I don't suppose many people have heard of the Russo-Japanese War of 1904-1905, and I don't suppose that many who do really care very much. Just another filthy, muddy squabble over incomprehensible political objectives that got a few hundred thousand young men killed while the men really responsible for the war sat on their butts in Moscow and Tokyo and wrote moving speeches.

But the war did have a bit of drama. The Japanese managed to neutralize the Russian fleet in the Pacific early on, and the only chance for Russian success in the war lay in having their Baltic Sea Fleet steam all the way around the world, eighteen thousand miles, defeat the Japanese Combined Fleet, and then drive away the Japanese merchant ships so the Japanese troops in Manchuria and Korea would be cut off.

This is a bold decision, especially when your fleet consists of slow and relatively unseaworthy battleships known collectively as pre-dreadnoughts. That means all sorts of nautical goofiness, like reciprocating machinery, mixed-caliber main armament, strange notions on armor thickness, and lots of men stained pitch-black from shoveling coal.
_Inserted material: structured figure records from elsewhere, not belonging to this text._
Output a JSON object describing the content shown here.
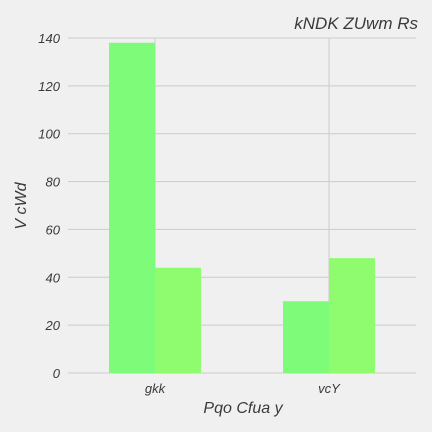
{
  "chart_data": {
    "type": "bar",
    "title": "kNDK ZUwm  Rs",
    "xlabel": "Pqo Cfua y",
    "ylabel": "V cWd",
    "categories": [
      "gkk",
      "vcY"
    ],
    "series": [
      {
        "values": [
          138,
          30
        ],
        "color": "#7ffb7a"
      },
      {
        "values": [
          44,
          48
        ],
        "color": "#8ffb6e"
      }
    ],
    "ylim": [
      0,
      140
    ],
    "yticks": [
      0,
      20,
      40,
      60,
      80,
      100,
      120,
      140
    ],
    "grid": true,
    "legend": "none"
  }
}
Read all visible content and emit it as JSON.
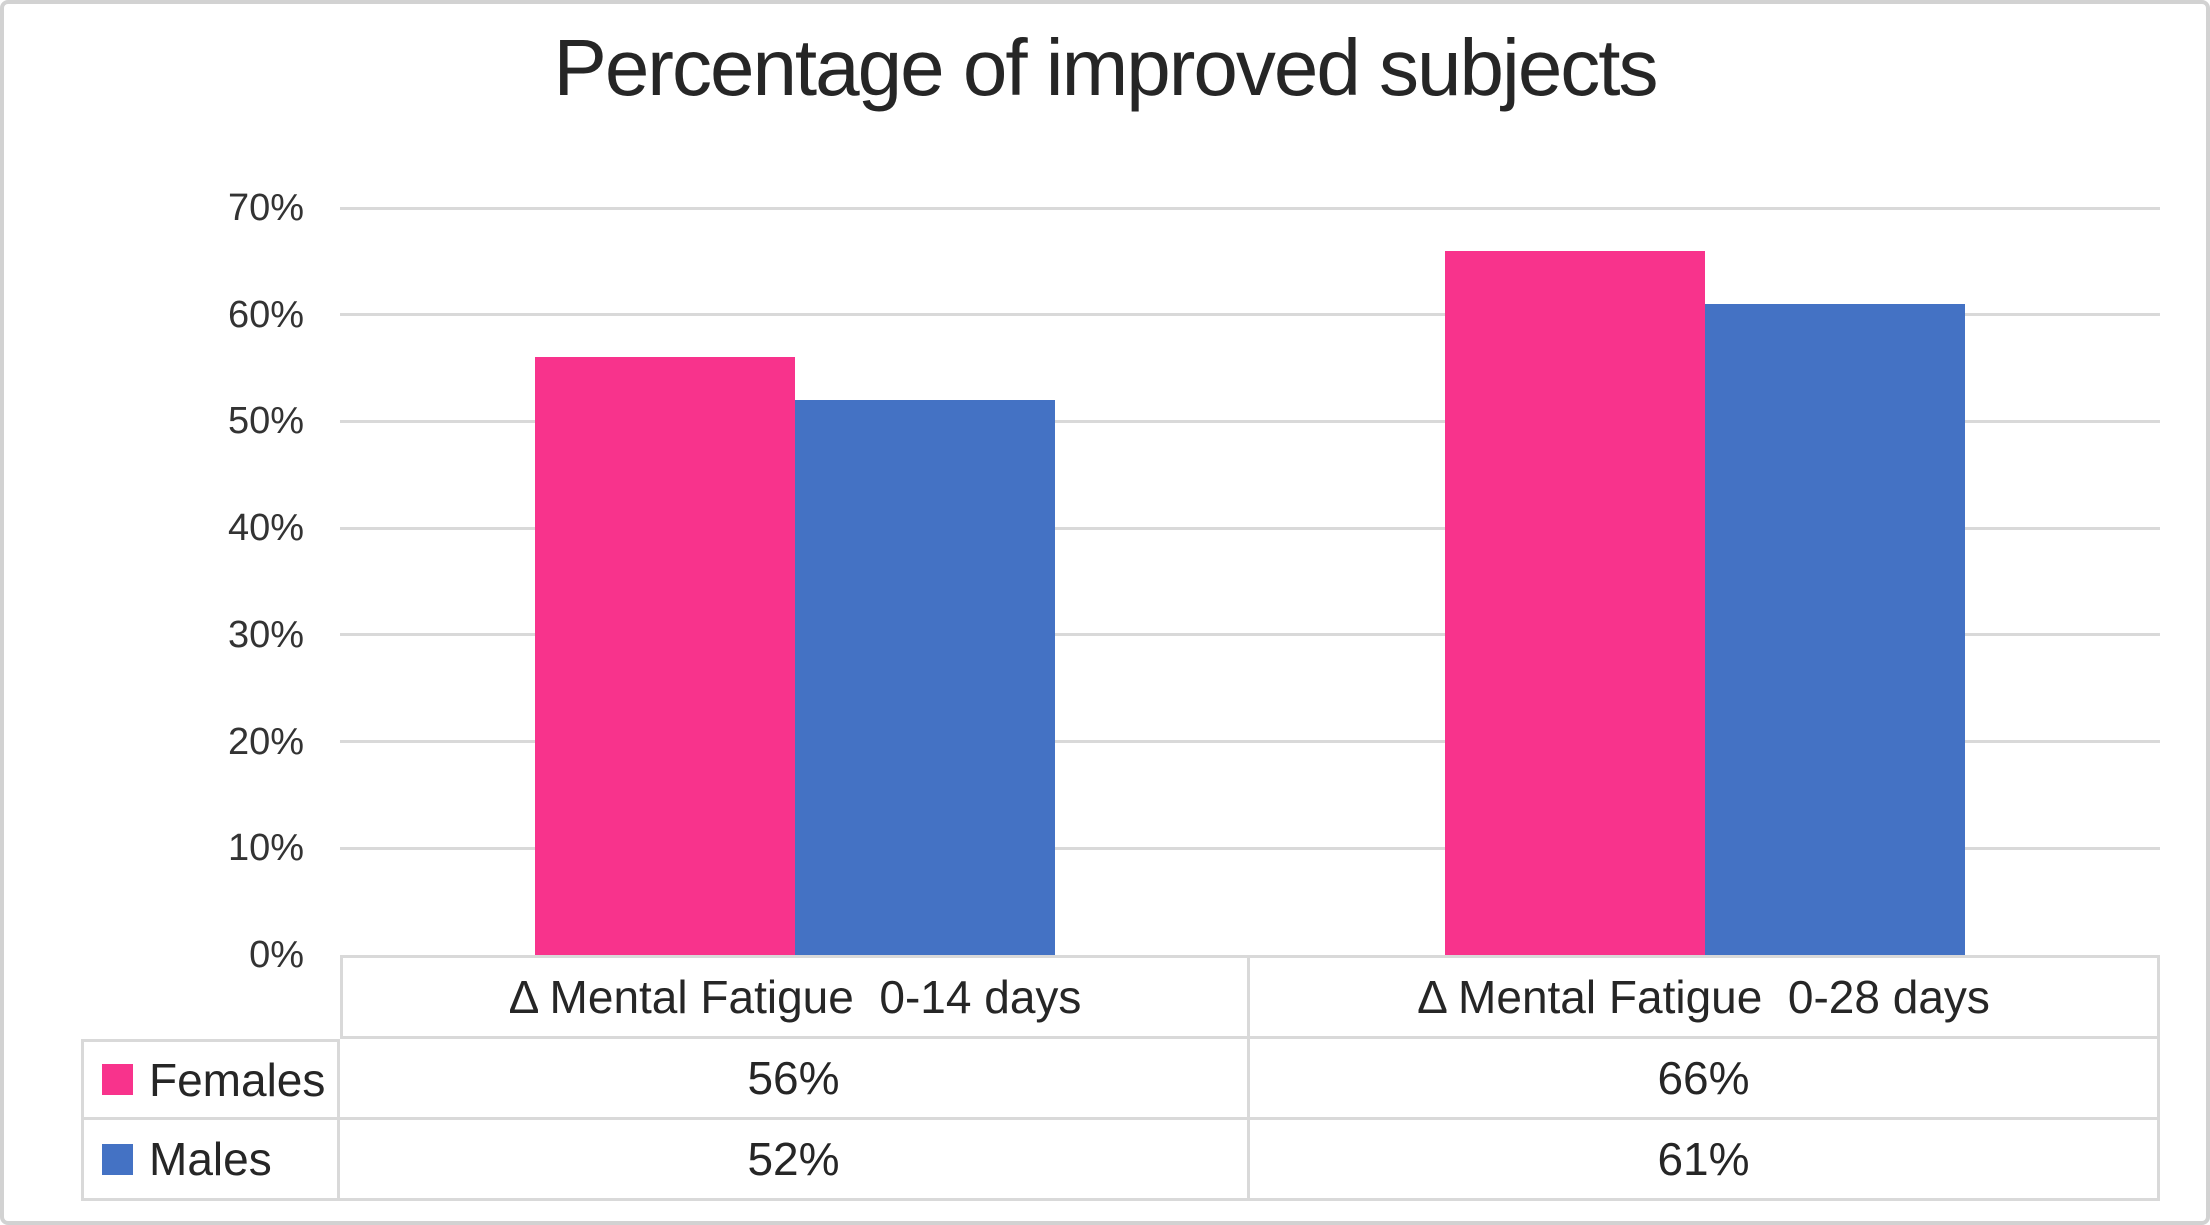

The Russians were doomed. They had to steam 18,000 miles to get to the battle site, and without the benefit of friendly ports along the way (they mostly replenished coal supplies by transferring coal from freighters). By the time the Russian fleet got there, their hulls were so fouled with marine growth they could barely manage a speed of nine knots, their ships were in serious need of maintenance, and crew morale had fallen to about as low as it can get before officers start being thrown overboard. Meantime the Japanese Combined Fleet rested in its anchorage at Pusan, the men rested and fit, the ships clean and well-maintained, and the fleet extensively exercised in long-range gunnery.
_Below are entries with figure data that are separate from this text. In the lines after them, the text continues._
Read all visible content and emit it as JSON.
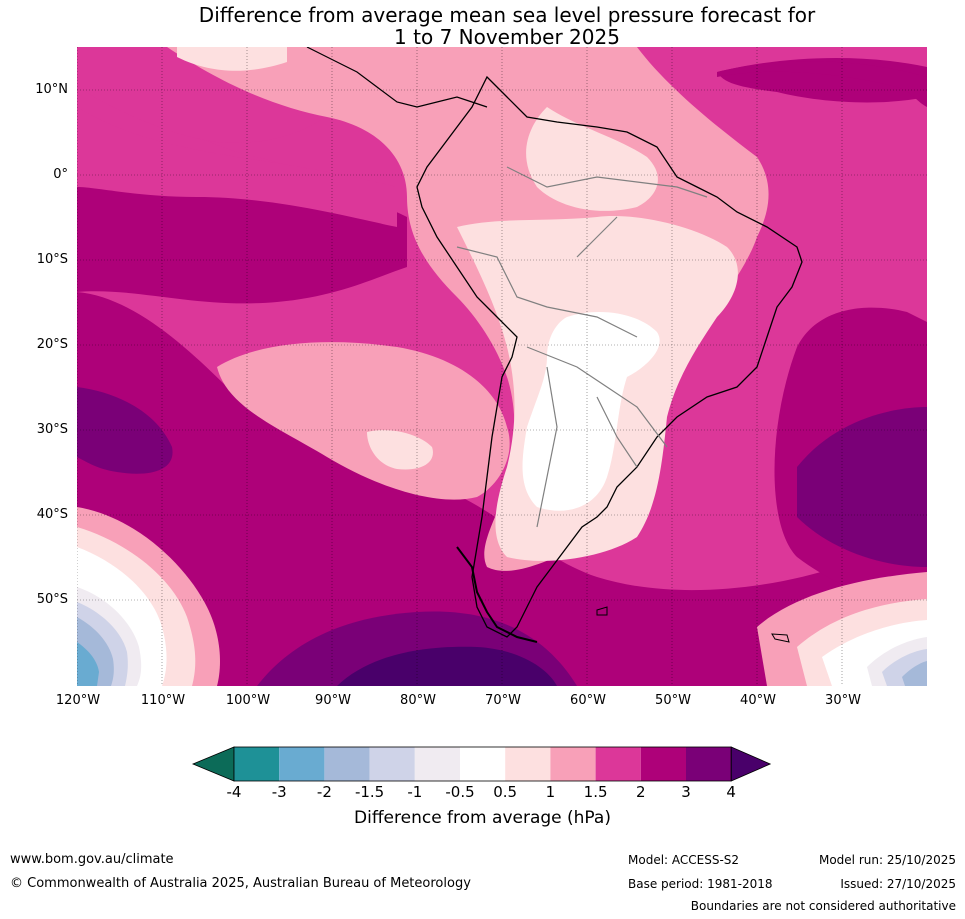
{
  "title": {
    "line1": "Difference from average mean sea level pressure forecast for",
    "line2": "1 to 7 November 2025"
  },
  "map": {
    "region": "South America",
    "lat_labels": [
      "10°N",
      "0°",
      "10°S",
      "20°S",
      "30°S",
      "40°S",
      "50°S"
    ],
    "lon_labels": [
      "120°W",
      "110°W",
      "100°W",
      "90°W",
      "80°W",
      "70°W",
      "60°W",
      "50°W",
      "40°W",
      "30°W"
    ]
  },
  "colorbar": {
    "ticks": [
      "-4",
      "-3",
      "-2",
      "-1.5",
      "-1",
      "-0.5",
      "0.5",
      "1",
      "1.5",
      "2",
      "3",
      "4"
    ],
    "colors": [
      "#0c6b58",
      "#1e9197",
      "#69abd1",
      "#a5b9d9",
      "#cfd3e8",
      "#f0ebf1",
      "#ffffff",
      "#fde0e0",
      "#f8a0b8",
      "#dc3799",
      "#ae0179",
      "#7a0077",
      "#49006a"
    ],
    "label": "Difference from average (hPa)"
  },
  "footer": {
    "website": "www.bom.gov.au/climate",
    "copyright": "© Commonwealth of Australia 2025, Australian Bureau of Meteorology",
    "model": "Model: ACCESS-S2",
    "base_period": "Base period: 1981-2018",
    "model_run": "Model run: 25/10/2025",
    "issued": "Issued: 27/10/2025",
    "disclaimer": "Boundaries are not considered authoritative"
  }
}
In the resulting battle, the Japanese lost three torpedo boats, while the Russians lost pretty much the whole schmeer. Three ships managed to get through the Japanese and reach port at Vladivostok, and a few others managed to retreat to Manila. The rest went to the bottom or surrendered to the Japanese, whose gunfire on that day was accurate and devastating.
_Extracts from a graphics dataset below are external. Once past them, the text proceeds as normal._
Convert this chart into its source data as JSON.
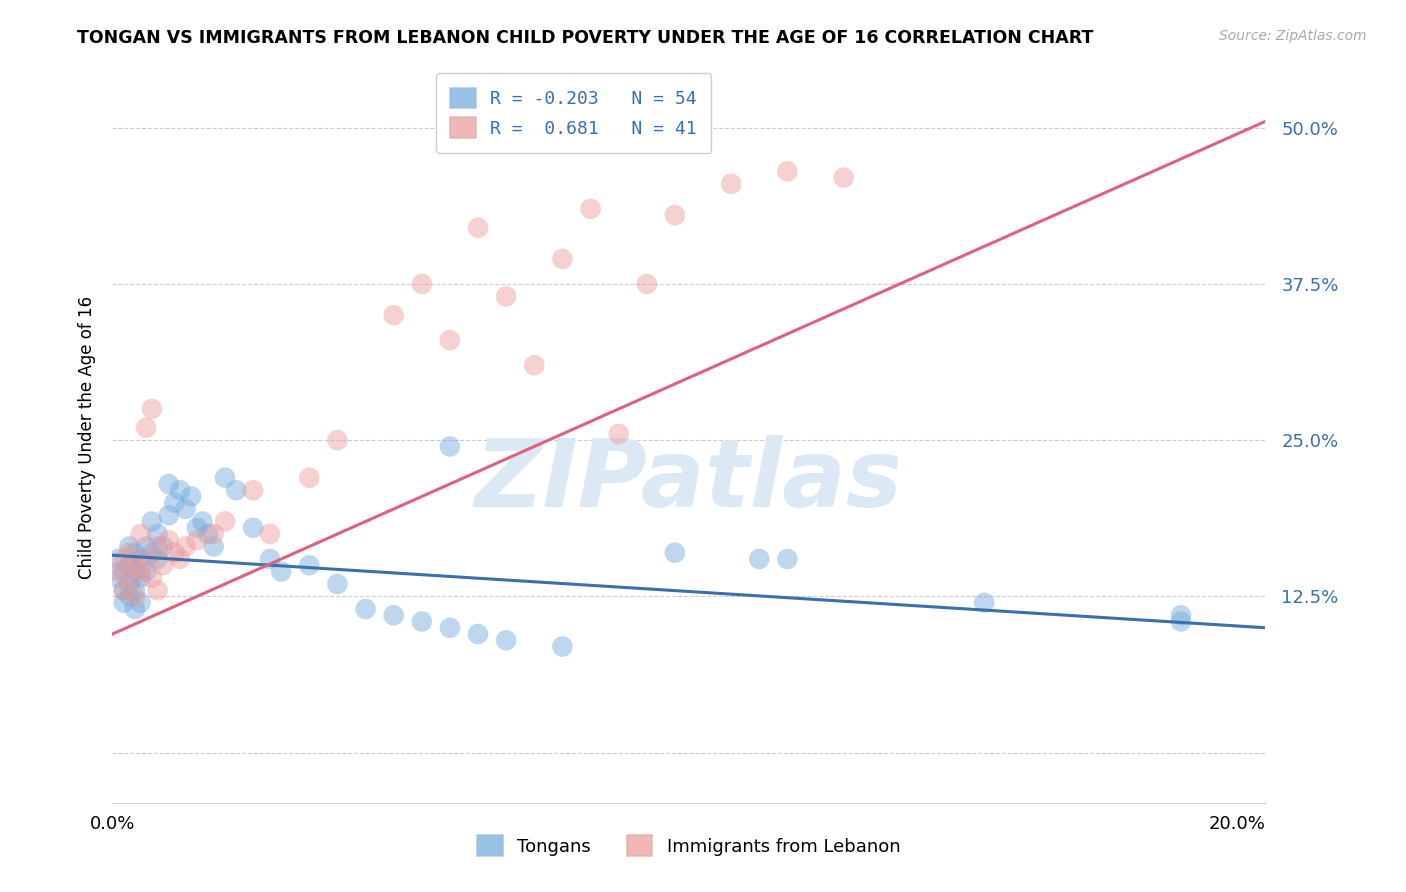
{
  "title": "TONGAN VS IMMIGRANTS FROM LEBANON CHILD POVERTY UNDER THE AGE OF 16 CORRELATION CHART",
  "source": "Source: ZipAtlas.com",
  "ylabel": "Child Poverty Under the Age of 16",
  "xlim": [
    0.0,
    0.205
  ],
  "ylim": [
    -0.04,
    0.545
  ],
  "yticks": [
    0.0,
    0.125,
    0.25,
    0.375,
    0.5
  ],
  "ytick_labels": [
    "",
    "12.5%",
    "25.0%",
    "37.5%",
    "50.0%"
  ],
  "xtick_vals": [
    0.0,
    0.05,
    0.1,
    0.15,
    0.2
  ],
  "xtick_labels": [
    "0.0%",
    "",
    "",
    "",
    "20.0%"
  ],
  "legend_blue_label": "R = -0.203   N = 54",
  "legend_pink_label": "R =  0.681   N = 41",
  "legend_label_blue": "Tongans",
  "legend_label_pink": "Immigrants from Lebanon",
  "blue_color": "#6fa8dc",
  "pink_color": "#ea9999",
  "blue_line_color": "#3c6fad",
  "pink_line_color": "#e06080",
  "watermark": "ZIPatlas",
  "watermark_color": "#dde8f5",
  "background_color": "#ffffff",
  "blue_scatter": {
    "x": [
      0.001,
      0.001,
      0.002,
      0.002,
      0.002,
      0.003,
      0.003,
      0.003,
      0.003,
      0.004,
      0.004,
      0.004,
      0.004,
      0.005,
      0.005,
      0.005,
      0.006,
      0.006,
      0.007,
      0.007,
      0.008,
      0.008,
      0.009,
      0.01,
      0.01,
      0.011,
      0.012,
      0.013,
      0.014,
      0.015,
      0.016,
      0.017,
      0.018,
      0.02,
      0.022,
      0.025,
      0.028,
      0.03,
      0.035,
      0.04,
      0.045,
      0.05,
      0.055,
      0.06,
      0.065,
      0.07,
      0.08,
      0.1,
      0.115,
      0.12,
      0.155,
      0.19,
      0.19,
      0.06
    ],
    "y": [
      0.155,
      0.14,
      0.145,
      0.13,
      0.12,
      0.165,
      0.15,
      0.135,
      0.125,
      0.16,
      0.145,
      0.13,
      0.115,
      0.155,
      0.14,
      0.12,
      0.165,
      0.145,
      0.185,
      0.16,
      0.175,
      0.155,
      0.165,
      0.215,
      0.19,
      0.2,
      0.21,
      0.195,
      0.205,
      0.18,
      0.185,
      0.175,
      0.165,
      0.22,
      0.21,
      0.18,
      0.155,
      0.145,
      0.15,
      0.135,
      0.115,
      0.11,
      0.105,
      0.1,
      0.095,
      0.09,
      0.085,
      0.16,
      0.155,
      0.155,
      0.12,
      0.11,
      0.105,
      0.245
    ]
  },
  "pink_scatter": {
    "x": [
      0.001,
      0.002,
      0.002,
      0.003,
      0.003,
      0.004,
      0.004,
      0.005,
      0.005,
      0.006,
      0.006,
      0.007,
      0.007,
      0.008,
      0.008,
      0.009,
      0.01,
      0.011,
      0.012,
      0.013,
      0.015,
      0.018,
      0.02,
      0.025,
      0.028,
      0.035,
      0.04,
      0.05,
      0.055,
      0.06,
      0.065,
      0.07,
      0.075,
      0.08,
      0.085,
      0.09,
      0.095,
      0.1,
      0.11,
      0.12,
      0.13
    ],
    "y": [
      0.145,
      0.13,
      0.155,
      0.14,
      0.16,
      0.125,
      0.15,
      0.175,
      0.145,
      0.26,
      0.155,
      0.275,
      0.14,
      0.165,
      0.13,
      0.15,
      0.17,
      0.16,
      0.155,
      0.165,
      0.17,
      0.175,
      0.185,
      0.21,
      0.175,
      0.22,
      0.25,
      0.35,
      0.375,
      0.33,
      0.42,
      0.365,
      0.31,
      0.395,
      0.435,
      0.255,
      0.375,
      0.43,
      0.455,
      0.465,
      0.46
    ]
  },
  "blue_line": {
    "x0": 0.0,
    "x1": 0.205,
    "y0": 0.158,
    "y1": 0.1
  },
  "pink_line": {
    "x0": 0.0,
    "x1": 0.205,
    "y0": 0.095,
    "y1": 0.505
  }
}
Flagship of the fleet under Admiral Heihachiro Togo was the battleship Mikasa. It survived the battle but went on to a rough life afterwards, suffering a magazine explosion and a serious grounding, and the Japanese could have been pardoned for just scrapping the goddamned thing once and for all. But they finally gave it a thorough restoration in the 1960s and remains today the only fully restored example of a pre-dreadnought battleship in existence.

But all of this is really prelude to a bad joke that keeps circulating in my head. Every time I read about the Battle of Tsushima Straits and see the battleship Mikasa mentioned, I read it as Mikasa Sukasa.